Artikel aus den Rathaus-Nachrichten......
Artikel vom: 05/19/2006

Bundesrechnungshof moniert Umbaupläne von Straßen NRW
 
 
 
Chance zur Neugestaltung der Ortsdurchfahrt
dahin: Statt “Kür” jetzt nur noch “Pflicht”

Der Bundesrechnungshof ist nach vorläufiger Einschätzung der Ansicht, dass der Ausbau der Bundesstraße 9 in Büderich in der vom Landesbetrieb Straßenbau geplanten Form nicht vom Bund zu zahlen ist. Nach Ansicht der Prüfer reicht es aus, wenn die Fahrbahn lediglich in zwei Teilbereichen komplett erneuert wird. Für die anderen Abschnitte wäre maximal eine neue Verschleißdecke vertretbar. Das ist das Ergebnis eines Gesprächs zwischen Mitarbeitern der Bundesbehörde und Vertretern des Landesbetriebs Straßenbau in der Niederlassung Mönchengladbach. Eine abschließende schriftliche Stellungnahme des Bundesrechnungshofes wird voraussichtlich in etwa vier Wochen dem Bundesverkehrsminister vorliegen, der dann entscheiden muss. Dies teilte der Stellvertretetende Niederlassungsleiter des Landesbetriebs, Wilhelm Höfener, jetzt Meerbuschs Technischem Beigeordneten Michael Nowack mit.
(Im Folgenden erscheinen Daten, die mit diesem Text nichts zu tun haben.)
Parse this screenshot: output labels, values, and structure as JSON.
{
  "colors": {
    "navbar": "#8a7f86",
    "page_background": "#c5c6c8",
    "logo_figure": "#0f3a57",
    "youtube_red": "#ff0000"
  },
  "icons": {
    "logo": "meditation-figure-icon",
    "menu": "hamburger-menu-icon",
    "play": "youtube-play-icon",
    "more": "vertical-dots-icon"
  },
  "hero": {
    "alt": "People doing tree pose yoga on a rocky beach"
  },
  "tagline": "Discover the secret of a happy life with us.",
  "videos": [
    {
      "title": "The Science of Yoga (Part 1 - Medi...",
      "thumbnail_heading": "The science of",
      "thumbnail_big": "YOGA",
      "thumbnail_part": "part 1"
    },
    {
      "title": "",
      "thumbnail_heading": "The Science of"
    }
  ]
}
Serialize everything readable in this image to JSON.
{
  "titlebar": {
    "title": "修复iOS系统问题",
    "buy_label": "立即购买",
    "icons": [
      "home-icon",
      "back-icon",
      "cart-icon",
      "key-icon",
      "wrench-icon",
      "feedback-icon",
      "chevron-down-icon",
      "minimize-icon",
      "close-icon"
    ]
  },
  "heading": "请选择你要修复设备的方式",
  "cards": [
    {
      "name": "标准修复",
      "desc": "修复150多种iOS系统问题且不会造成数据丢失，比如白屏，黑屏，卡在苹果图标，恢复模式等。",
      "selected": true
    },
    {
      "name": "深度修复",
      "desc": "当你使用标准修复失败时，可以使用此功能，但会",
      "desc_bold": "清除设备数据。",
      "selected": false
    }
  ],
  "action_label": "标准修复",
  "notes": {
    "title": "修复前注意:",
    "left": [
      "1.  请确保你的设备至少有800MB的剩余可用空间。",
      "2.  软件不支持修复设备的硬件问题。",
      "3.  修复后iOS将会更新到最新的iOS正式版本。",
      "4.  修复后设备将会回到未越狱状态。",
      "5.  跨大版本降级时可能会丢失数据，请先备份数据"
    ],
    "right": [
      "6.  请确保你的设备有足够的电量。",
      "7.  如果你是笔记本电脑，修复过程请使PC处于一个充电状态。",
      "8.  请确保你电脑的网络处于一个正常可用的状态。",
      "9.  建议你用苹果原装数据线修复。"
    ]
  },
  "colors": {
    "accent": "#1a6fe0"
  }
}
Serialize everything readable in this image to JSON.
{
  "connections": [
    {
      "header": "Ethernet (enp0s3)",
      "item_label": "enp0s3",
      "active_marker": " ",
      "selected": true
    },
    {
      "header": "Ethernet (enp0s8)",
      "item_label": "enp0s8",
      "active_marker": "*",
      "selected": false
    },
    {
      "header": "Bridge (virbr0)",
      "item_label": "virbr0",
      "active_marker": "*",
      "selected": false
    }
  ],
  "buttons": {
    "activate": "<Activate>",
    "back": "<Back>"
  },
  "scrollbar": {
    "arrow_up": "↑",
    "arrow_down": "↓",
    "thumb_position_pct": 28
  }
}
Die vom Landesbetrieb geplante komplette Erneuerung der Bundesstraße zwischen Laacher Weg im Süden und Haus Meer im Norden, die im April bereits die Bürgerbeteiligung durchlaufen hatte, ist damit zumindest in Frage gestellt. Unter anderem war vorgesehen, den Fahrbahnquerschnitt zu reduzieren – auch mit dem Ziel, abschnittweise einen beidseitigen Radweg und weitere Querungshilfen für Fußgänger einzubauen. Ebenso hatten die Planer von Straßen NRW vorgesehen, die Bürgersteige, die Bushaltestellen und die Beleuchtung komplett zu erneuern und die Parkflächen entlang der B9 neu zu ordnen. Die Ziele: bessere Verkehrsführung und mehr Sicherheit auf der Straße. Für all‘ dies soll es nun kein Geld vom Bund mehr geben. Im Rahmen der Bürgeranhörung hatten Einwender die Höhe der vom Landesbetrieb veranschlagten Kosten kritisiert.

“Was wir jetzt bekommen, dürfte wirklich niemand gewollt haben – auch keiner der Einwender”, bedauert Michael Nowack. “Das ist Mindestmaß. Für die Menschen in Büderich bleibt keine spürbare Verbesserung mehr übrig.” Die Stadt hatte die Planung des Landesbetriebs Straßenbau vor allem auch als Chance für Büderich begriffen.

Wichtig: Im Zuge des kompletten Ausbaus sollte die ohnehin zur Sanierung anstehende Kanalisation an der B9 sinnigerweise gleich miterneuert werden. Ein entsprechender Vertrag war bereits in Vorbereitung. “Auf diese Weise hätten wir die Kosten deutlich reduzieren können”, so Nowack. Die Kanalsanierung muss die Stadt nun alleine leisten, die Kosten bleiben bei der Stadt und damit beim Meerbuscher Gebührenzahler hängen.